Anon, Elevenlabs is a thing.
>Paying for voice generation or getting 3 free sentences a month
No thanks.
Don't worry, once text to video is as good as sora everywhere. People will start caring about AI voices again.
>make audiobook with tortoise
>it's 97% of the way there immediately
>fixing the last 3% would take days of work
What can Tortoise do that the others don't?
not just tortoise but mrq's whole system makes it the most convenient option i've seen yet for both training and reading boatloads of text.
Is it English only?
don't know i never tried anything else
pi.ai is genuinely insane in how the voice works. The voice ai doesn't just read the words, it actually takes into account the context of what the chatbot writes. If the answer is sarcastic, the voice ai will put a sarcastic tone
Is it paid? Does it have generation limits?
If the answer is yes to either of those it's shit.
Oh shit it actually said it
Never mind it's fricking pozzed.
It's fricking over.
It would defuse the bomb
This is obviously just ChatGPT.
It understands sneed since I last used it.
It's fricking trash.
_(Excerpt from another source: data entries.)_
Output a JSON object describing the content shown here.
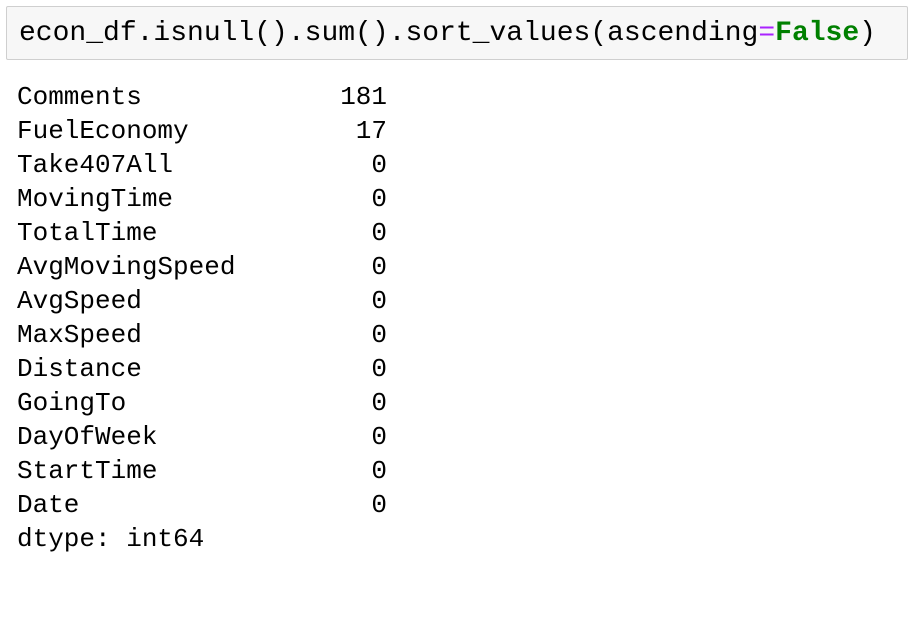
{
  "input": {
    "code_prefix": "econ_df.isnull().sum().sort_values(ascending",
    "code_operator": "=",
    "code_keyword": "False",
    "code_suffix": ")"
  },
  "output": {
    "rows": [
      {
        "label": "Comments",
        "value": "181"
      },
      {
        "label": "FuelEconomy",
        "value": "17"
      },
      {
        "label": "Take407All",
        "value": "0"
      },
      {
        "label": "MovingTime",
        "value": "0"
      },
      {
        "label": "TotalTime",
        "value": "0"
      },
      {
        "label": "AvgMovingSpeed",
        "value": "0"
      },
      {
        "label": "AvgSpeed",
        "value": "0"
      },
      {
        "label": "MaxSpeed",
        "value": "0"
      },
      {
        "label": "Distance",
        "value": "0"
      },
      {
        "label": "GoingTo",
        "value": "0"
      },
      {
        "label": "DayOfWeek",
        "value": "0"
      },
      {
        "label": "StartTime",
        "value": "0"
      },
      {
        "label": "Date",
        "value": "0"
      }
    ],
    "dtype_line": "dtype: int64"
  },
  "colors": {
    "cell_background": "#f7f7f7",
    "cell_border": "#cfcfcf",
    "operator": "#aa22ff",
    "keyword": "#008000"
  }
}
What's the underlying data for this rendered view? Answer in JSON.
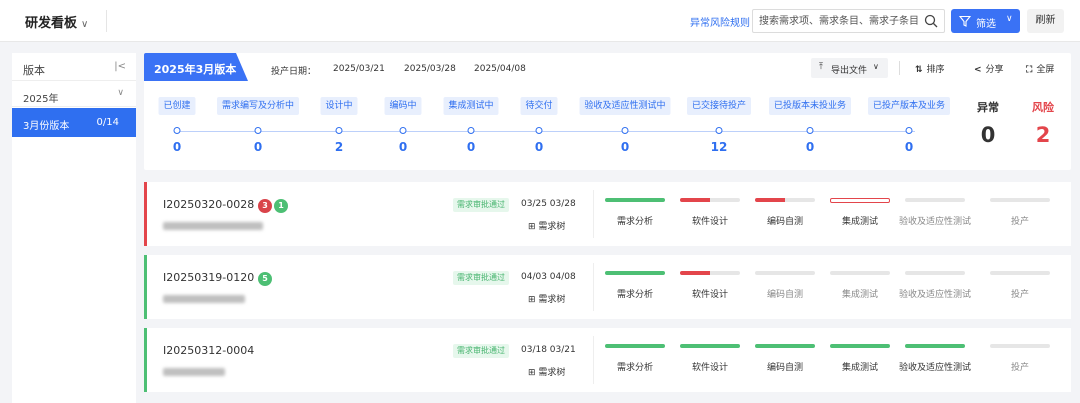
{
  "header": {
    "title": "研发看板",
    "risk_rule_link": "异常风险规则",
    "search_placeholder": "搜索需求项、需求条目、需求子条目",
    "filter_label": "筛选",
    "refresh_label": "刷新"
  },
  "sidebar": {
    "title": "版本",
    "year": "2025年",
    "items": [
      {
        "label": "3月份版本",
        "count": "0/14"
      }
    ]
  },
  "overview": {
    "version_title": "2025年3月版本",
    "production_date_label": "投产日期：",
    "production_dates": [
      "2025/03/21",
      "2025/03/28",
      "2025/04/08"
    ],
    "export_label": "导出文件",
    "sort_label": "排序",
    "share_label": "分享",
    "fullscreen_label": "全屏",
    "stages": [
      {
        "label": "已创建",
        "count": "0"
      },
      {
        "label": "需求编写及分析中",
        "count": "0"
      },
      {
        "label": "设计中",
        "count": "2"
      },
      {
        "label": "编码中",
        "count": "0"
      },
      {
        "label": "集成测试中",
        "count": "0"
      },
      {
        "label": "待交付",
        "count": "0"
      },
      {
        "label": "验收及适应性测试中",
        "count": "0"
      },
      {
        "label": "已交接待投产",
        "count": "12"
      },
      {
        "label": "已投版本未投业务",
        "count": "0"
      },
      {
        "label": "已投产版本及业务",
        "count": "0"
      }
    ],
    "abnormal": {
      "label": "异常",
      "count": "0"
    },
    "risk": {
      "label": "风险",
      "count": "2"
    }
  },
  "phase_labels": [
    "需求分析",
    "软件设计",
    "编码自测",
    "集成测试",
    "验收及适应性测试",
    "投产"
  ],
  "requirements": [
    {
      "id": "I20250320-0028",
      "badges": [
        "3",
        "1"
      ],
      "status": "需求审批通过",
      "dates": "03/25 03/28",
      "tree_label": "需求树",
      "phases": [
        "complete",
        "red-partial",
        "red-partial",
        "red-empty",
        "empty",
        "empty"
      ]
    },
    {
      "id": "I20250319-0120",
      "badges": [
        "5"
      ],
      "status": "需求审批通过",
      "dates": "04/03 04/08",
      "tree_label": "需求树",
      "phases": [
        "complete",
        "red-partial",
        "empty",
        "empty",
        "empty",
        "empty"
      ]
    },
    {
      "id": "I20250312-0004",
      "badges": [],
      "status": "需求审批通过",
      "dates": "03/18 03/21",
      "tree_label": "需求树",
      "phases": [
        "complete",
        "complete",
        "complete",
        "complete",
        "complete",
        "empty"
      ]
    }
  ],
  "colors": {
    "accent": "#2f6ff0",
    "risk": "#e3454b",
    "ok": "#4dbf74",
    "badge_red": "#d9434a",
    "badge_green": "#4dbf74"
  }
}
Never shill this israeli piece of shit ever again.
It won't even load anymore just because I said Black person.
I hate leftists.
You should have made it say homierdly
i've been out of the loop on AI, but do we have anything on ElevenLabs level? i remember having some fun back when it started out and was free, then playing with dubs some time later. now it's all paid-only.
The powers that be would never allow that
this is just a fun concept that uses style transfers pretty well
https://podcast.ai/
I care about ai voices. In fact they’re the only kind of ai product I care about because they’re basically just a better kind of tts and not goyslop machines.